Merkel joined more than a dozen leaders as well as war veterans at Westerplatte, a Polish naval base which saw the war's first battle.
The ceremony underlined how Europe has healed deep divisions in the intervening decades. But old wounds were clear to see amid fresh disputes over the war's legacy, especially between Russia and Poland which were alternately foes and allies during the six-year conflict.
The leaders, including Russian Prime Minister Vladimir Putin, Poland's President Lech Kaczynski and Prime Minister Donald Tusk, carried candles to the graves of Polish soldiers who were among the first of an estimated 50 to 60 million people to perish around the globe during World War II.
For Poles, Westerplatte symbolises courage in the face of overwhelming odds.
Its 180 defenders held out for seven days while the base was assaulted by 3,500 Germans, pounded by a battleship and bombed from the air. Sixteen Poles, and around 350 Germans, were killed.
Near the imposing granite monument to the defenders, Polish marines fired three salutes.
"We must never forget the heroism of the soldiers who fought here," Sebastien Blawat, an 18-year-old Polish Navy cadet, told AFP.
His colleague Piotr Scholla, also 18, added: "They didn't give up. Poles don't give up."
In her speech, Merkel recalled that the "war unleashed by Germany resulted in immeasurable suffering to many peoples -- years of deprivation of rights, of humiliation and destruction."
The Polish army, outnumbered by more than two to one, surrendered a month after the invasion, and a brutal Nazi occupation began.
Almost six million Polish citizens perished in the war. Half of the six million European Jews who died in the Holocaust were from Poland.
At a pre-dawn ceremony, Tusk spoke of how the memories and bitterness of 70 years ago still burned.
"We are here to remember who in that war was the aggressor and who was the victim, for without an honest memory neither Europe, nor Poland, nor the world will ever live in security," said Tusk.

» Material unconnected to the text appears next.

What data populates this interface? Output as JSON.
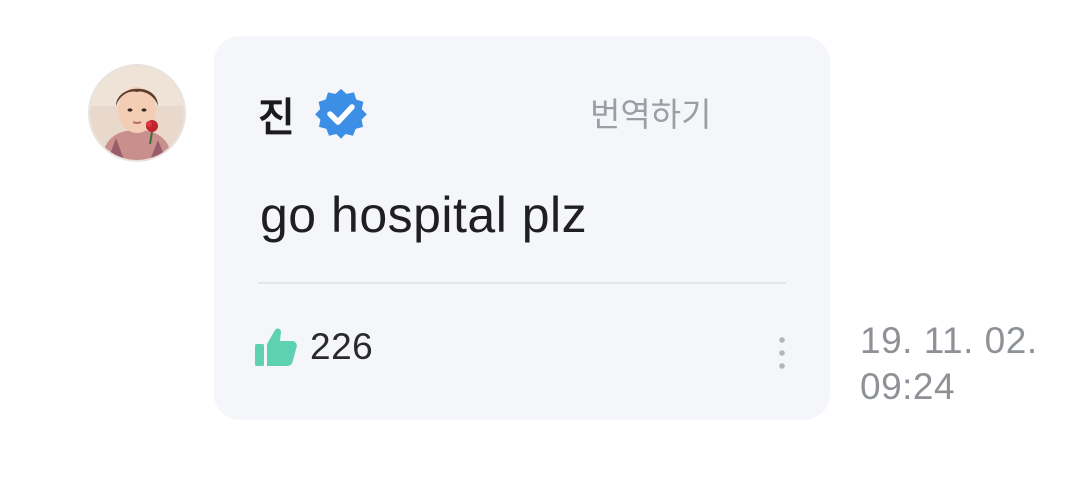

Bogdan Kolodziejski, who was 10 when the war began and became a resistance courier, recalled those dark days.
"I've never forgotten the day the Germans marched into Warsaw, singing at the top of their voices," he told AFP.
Many Poles harbour bitterness towards Russia over the Molotov-Ribbentrop Pact of August 23, 1939, under which Germany and the Soviet Union secretly agreed to carve up Poland between them. The Red Army invaded on September 17, and executed thousands of Polish POWs in 1940 in the notorious Katyn massacre.
Putin acknowledged the pact was a mistake but said all attempts to appease the Nazis were "morally unacceptable" -- an apparent reference to the 1938 Munich agreement in which Britain and France told Adolf Hitler they would not object to the Nazi annexation of parts of the former Czechoslovakia.
Britain and France, bound to Poland by military pacts, declared war on Germany on September 3, 1939, pulling their vast empires into the conflict.
For Russia, what is known as the "Great Patriotic War" started on June 22, 1941, when the Nazis tore up the pact and invaded. Suddenly the Soviet forces found themselves as Poland's allies.
Around 8.6 million Soviet soldiers and nearly 28 million civilians were killed in the war, which ended in Europe with Germany's crushing defeat in 1945.
Merkel pointed to the continent's post-war recovery which should be seen as a source of pride.
"Europe ... has transformed itself from a continent of terror and violence into a continent of freedom and peace. That this was possible is nothing more and nothing less than a wonder," she said.
Other nations "stretched out the hand of forgiveness, and we took it, with thanks."